Dari uraian-uraian diatas dapat terlihat adanya jurang antara padangan yuridis dengan padangan kriminologis. Ada kejahatan yang menurut kriminologi tetapi tidak merupakan kejahatan dalam pandangan hukum. Kejahatan yang menurut kriminologi tidak termasuk dipidana, seperti orang yang melacur. Sebaliknya ada kejahatan yang menurut pandangan hukum diberi pidana tetapi tidak dirasakan masyarakat sebagai kejahatan, sepreti mencuri pisang waktu kelaparan.

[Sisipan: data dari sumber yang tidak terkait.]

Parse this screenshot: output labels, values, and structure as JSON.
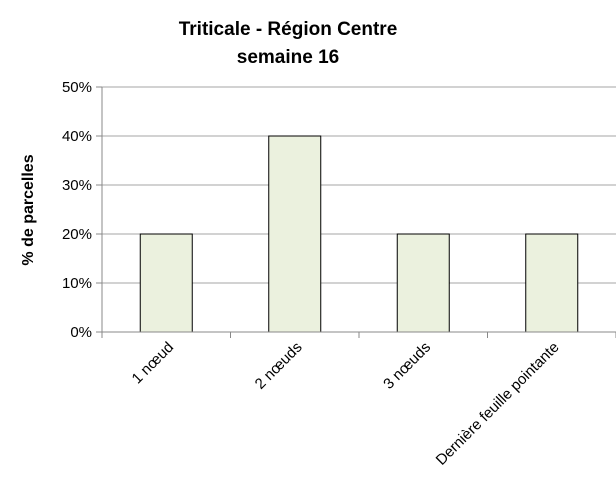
{
  "chart_data": {
    "type": "bar",
    "title": "Triticale - Région Centre",
    "subtitle": "semaine 16",
    "xlabel": "",
    "ylabel": "% de parcelles",
    "categories": [
      "1 nœud",
      "2 nœuds",
      "3 nœuds",
      "Dernière feuille pointante"
    ],
    "values": [
      0.2,
      0.4,
      0.2,
      0.2
    ],
    "ylim": [
      0,
      0.5
    ],
    "yticks": [
      "0%",
      "10%",
      "20%",
      "30%",
      "40%",
      "50%"
    ],
    "grid": true,
    "legend": "none",
    "colors": {
      "bar_fill": "#ebf1de",
      "bar_stroke": "#000000",
      "grid": "#a6a6a6",
      "axis": "#888888"
    }
  }
}
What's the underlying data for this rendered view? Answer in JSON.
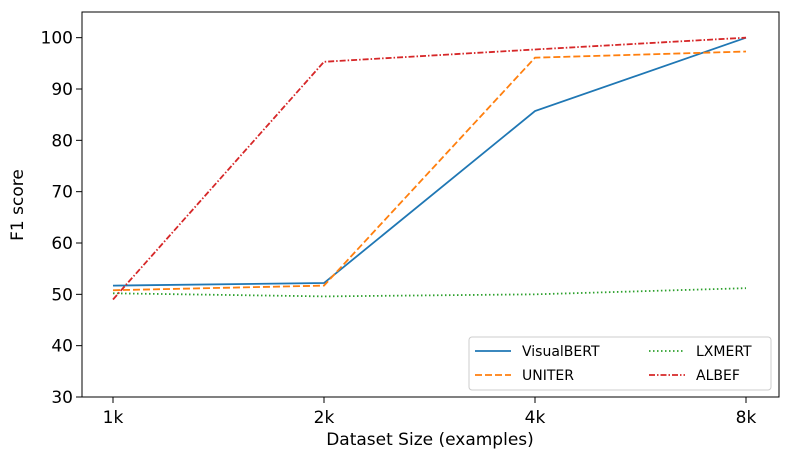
{
  "chart_data": {
    "type": "line",
    "title": "",
    "xlabel": "Dataset Size (examples)",
    "ylabel": "F1 score",
    "categories": [
      "1k",
      "2k",
      "4k",
      "8k"
    ],
    "ylim": [
      30,
      105
    ],
    "yticks": [
      30,
      40,
      50,
      60,
      70,
      80,
      90,
      100
    ],
    "grid": false,
    "legend_position": "lower-right",
    "series": [
      {
        "name": "VisualBERT",
        "values": [
          51.7,
          52.2,
          85.7,
          100.0
        ],
        "color": "#1f77b4",
        "style": "solid"
      },
      {
        "name": "UNITER",
        "values": [
          50.8,
          51.7,
          96.1,
          97.3
        ],
        "color": "#ff7f0e",
        "style": "dashed"
      },
      {
        "name": "LXMERT",
        "values": [
          50.2,
          49.6,
          50.0,
          51.2
        ],
        "color": "#2ca02c",
        "style": "dotted"
      },
      {
        "name": "ALBEF",
        "values": [
          49.0,
          95.3,
          97.7,
          100.0
        ],
        "color": "#d62728",
        "style": "dashdot"
      }
    ]
  }
}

Perbedaan ini dapat bersumber pada situasi yang dapat mempengaruhi peraaan masyarakat tentang apa yang merugikan, tidak pantas, tidak dapat dibiarkan.

B. UNSUR-UNSUR KEJAHATAN

Secara umum, kejahatan harus mencakup unsur-unsur seperti tertera di bawah ini:

1. Harus ada sesuatu perbuatan manusia

Berdasarkan hukum pidana positif yang berlaku di Indoensia, yang dapat dijadikan subjek hukum hanyalah manusia. Hewan tidak dapat dituduh melanggar hukum, demikian pula badan hukum. Badan hukum dapat melakukan perbuatan hukum dan dapat menjadi subjek hukum, akan tetapi badan hukum tidak dapat dituntut hukum pidana. Hal ini sesuai dengan sifat hukum pidana kita yang bersandar pada ajaran mengharuskan adanya unsur “dosa” pada orang yang melakukan perbuatan terlarang. Namun seiring perkembangan perundang-undangan di Indonesia maka Badan Hukum dapat pula dituntut pidana, misalnya dalam UU Korupsi dan UU Perikanan, dimana Badan Hukum dikenakan pidana denda dan sanksi administrasi.

2. Perbuatan itu harus sesuai dengan apa yang dirumuskan dalam ketentuan pidana

Untuk hal ini perlu diselidiki apakah unsur-unsur yang dimuat didalam ketentuan hukum itu terdapat didalam perbuatan.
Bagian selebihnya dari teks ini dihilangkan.